During our travels on the waterway we read "The Boy, Me and the Cat" aloud while under way and found ourselves continually amazed by the way the book's descriptions still capture coastal Dixie. Plummer's words caught the scene in the South Carolina-Georgia coastal "low country":

Spent a truly delightful morning twisting in and out of the narrow waterway leading through the most gigantic piece of salt marsh I have ever seen. . . . We had alternate bright sunlight and dark clouds and the colors were wonderful. The brightest of blues and emerald greens, bright yellow and pearl grays. The distance always framed by the dark line of heavy pine and fore ground by cafe au lait oyster bars . . .

The enduring truth of Plummer's description struck us as we sailed behind the barrier island of Daufuskie, S.C., just a few miles north of Savannah, and we decided to drop anchor and linger in this place of timeless springs. After the demise of cotton plantations near the turn of the century, Daufuskie became an all-but-forgotten place to everyone except a few black islanders who remained on the island as hunters, shellfishermen and gardeners. The pillars of their community were former slaves, and without the intrusion of the 20th century, successive generations followed their ancestors' example of speaking Gullah (a patois of West African languages and English) and explaining the gains and sorrows in life with African folklore that outsiders mislabel as voodoo.

Curiosity urged us to step ashore for a look at Daufuskie before it changes with the resort development slated for the island. Hardly had we passed through the doors of the general store asking where we could buy some of the island's locally famous devil crabs than we were adopted by a handful of residents who whisked us off down a dusty jungle road in a Land Rover.

What followed was an odyssey of island-combing that lasted well into the night. We stopped at a dozen neat, Caribbean-style bungalows. At each one the residents exchanged the news of the day, and at each one we came away with a prize like deviled crabs, watermelon, oysters, fresh pork, game birds and homemade plum wine. The evening culminated around a bonfire on the beach where a dozen folks gathered to feast, strain their voices to the bluegrass tunes of a guitar, and watch the moon and the tide turn the salt marsh into a sea of silver.

Some days later Sarah Abbot sailed, just as Henry Plummer wrote, "into Charleston Harbor where we passed close to Fort Sumter." The fort's guns still loom from the breastwork where once they proclaimed the rise of the Confederate States of America and forever cast a sense of urgent hedonism over this prosperous seaport.

We found Charleston as Plummer had left it -- "really more wide open than any town I had ever seen." The entire peninsula city -- an unbroken web of antebellum buildings -- has a "backstreet" feel.

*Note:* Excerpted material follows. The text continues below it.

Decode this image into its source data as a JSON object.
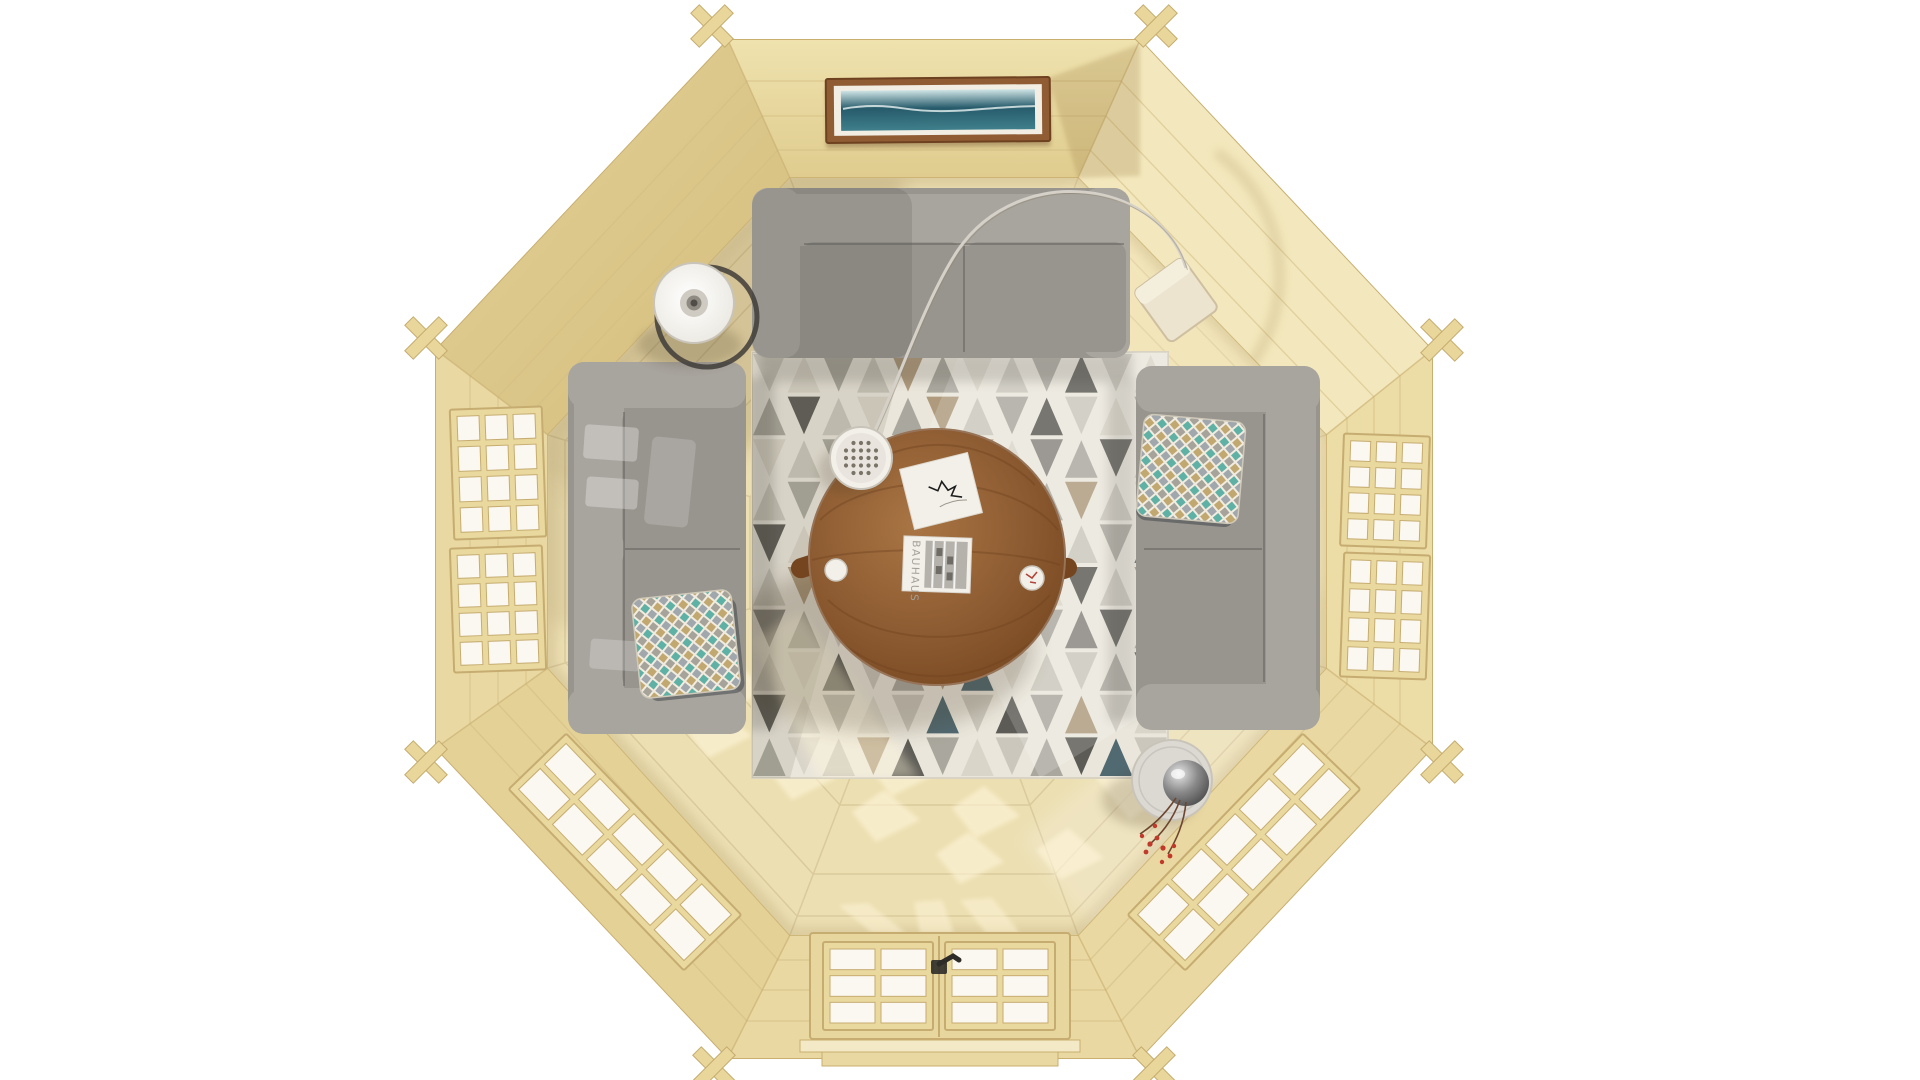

Referring to the city's pleasure seekers, Plummer wrote, "The blind tigers are running with wide open eyes at every corner." Even in the late 1980s we had little trouble imagining the face of Capt. Rhett Butler amid the laughter of ladies that echoed through the alleyways.

Peeping through wrought-iron gates between Colonial houses near the old slave market, we found a Dixieland quartet bopping through the riffs of "Sweet Georgia Brown" while listeners lounged on the rim of a fountain and slapped their thighs. Two young women in ruffled formal shirts and black ties catered glasses of champagne -- perhaps illegally -- from a cooler discreetly tucked in a flower garden.

"Poor man's Paris," said one of the spirits purveyors in explanation, when she spotted us poised tentatively on the edge of the courtyard. "Y'all come right on down by the fountain."

We did, and accepted her offer of beverage. The champagne arrived, and the hostess disarmed me again when I asked how much I owed her.